Trump will refrain from imposing tariffs for up to six months as trade negotiations with the EU and Japan are underway.
In February, the Commerce Department submitted its Section 232 national security report to the White House. The agency was investigating whether imports harmed U.S. national security by weakening American automakers’ ability to invest in future technologies. The Commerce Department’s specific recommendations have not been revealed.
Chief Cabinet Secretary Yoshihide Suga noted Thursday that when Japan and the U.S. agreed last year to open bilateral trade talks, the U.S. pledged not to impose auto tariffs while talks were underway.
“At the Japan-U.S. summit last September, Prime Minister (Shinzo) Abe confirmed directly with President Trump that while trade talks are going on no actions will be taken against the spirit of the joint statement, and additional tariffs will not be imposed under Section 232 on cars or car parts,” Suga said.
As talks proceed, the U.S. appears poised to add pressure on Japan. So far the U.S. position on autos has been unclear, but it is easy now to envision that the U.S. will demand Japan agree to limit auto shipments to the U.S. the same way that Mexico and Canada did, said Junichi Sugawara, senior research officer at Mizuho Research Institute.
“Plus, Japan now has the 180-day limit, so it’s not a good development for Japan,” Sugawara said.
Japanese and European officials have made clear a quota arrangement like the one that Mexico and Canada agreed to in the United States-Mexico-Canada Agreement, which replaced NAFTA, is a red line for them. The U.S. is in talks with both trading partners, but autos are not currently part of discussions with the EU.

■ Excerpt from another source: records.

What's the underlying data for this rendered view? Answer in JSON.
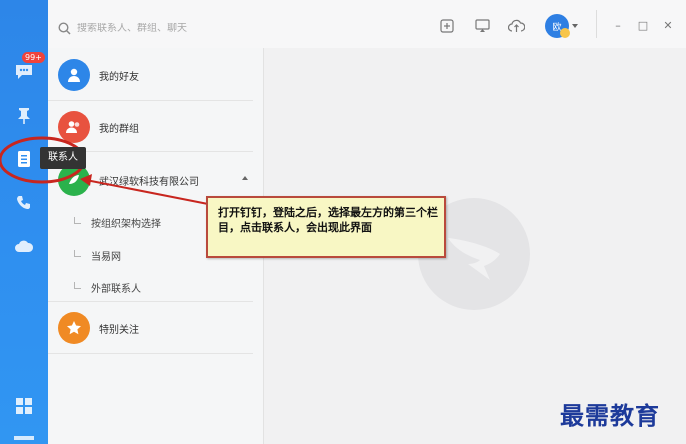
{
  "sidebar": {
    "items": [
      {
        "icon": "chat-icon",
        "badge": "99+"
      },
      {
        "icon": "pin-icon"
      },
      {
        "icon": "contacts-icon"
      },
      {
        "icon": "phone-icon"
      },
      {
        "icon": "cloud-icon"
      },
      {
        "icon": "apps-grid-icon"
      }
    ],
    "tooltip": "联系人"
  },
  "search": {
    "placeholder": "搜索联系人、群组、聊天"
  },
  "toolbar": {
    "icons": [
      "add-icon",
      "screen-share-icon",
      "upload-cloud-icon"
    ],
    "avatar_text": "欧"
  },
  "window": {
    "minimize": "–",
    "maximize": "□",
    "close": "✕"
  },
  "contacts": {
    "my_friends": "我的好友",
    "my_groups": "我的群组",
    "company": "武汉绿软科技有限公司",
    "sub_items": [
      "按组织架构选择",
      "当易网",
      "外部联系人"
    ],
    "special": "特别关注"
  },
  "annotation": {
    "callout": "打开钉钉，登陆之后，选择最左方的第三个栏目，点击联系人，会出现此界面"
  },
  "watermark": "最需教育",
  "colors": {
    "sidebar": "#2f8ff0",
    "accent_blue": "#2d86e8",
    "red": "#e8523f",
    "orange": "#f08a24",
    "green": "#2bb24c",
    "callout_border": "#b94a3c"
  }
}
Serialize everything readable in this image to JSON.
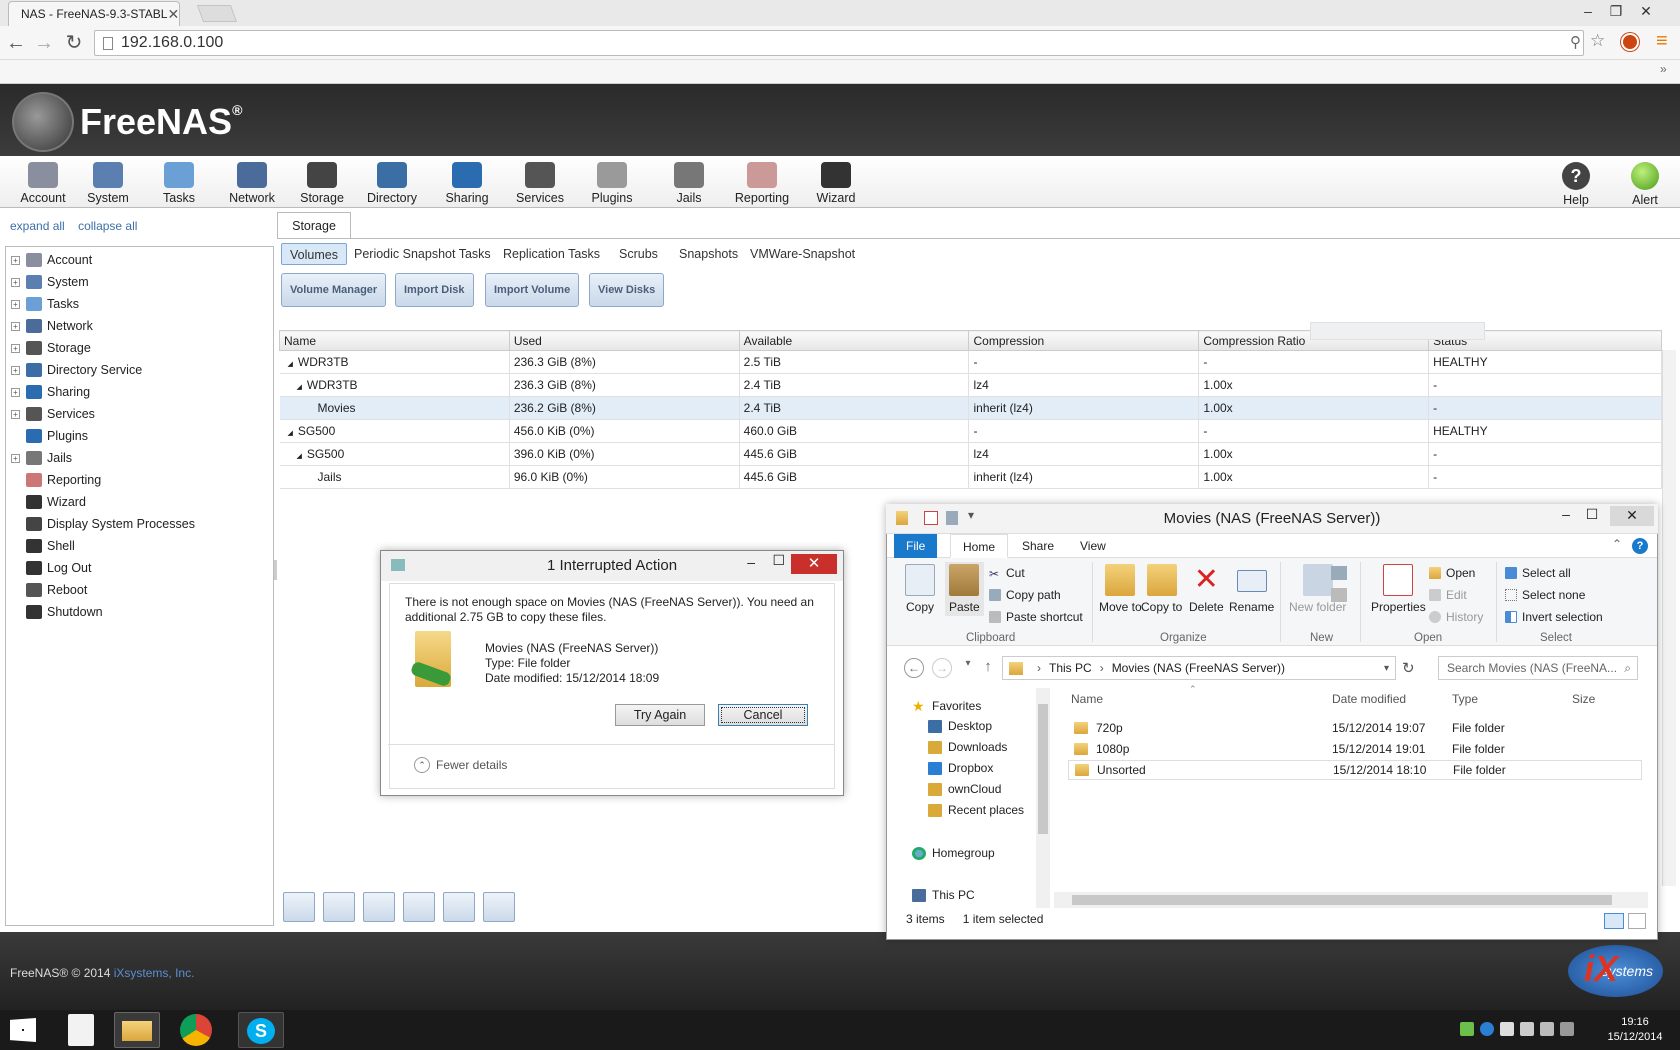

The U.S. imported $191.7 billion in passenger vehicles and light trucks in 2018, with more than $90 billion of those imports coming from Canada and Mexico, which are duty-free under USMCA. Passenger cars are now subject to a 2.5 percent U.S. tariff but Trump has threatened to raise that to 25 percent, arguing that the EU and other countries have higher barriers to U.S. auto exports.
American allies Mexico, Canada, Japan and Germany are the leading sources of imported cars and trucks.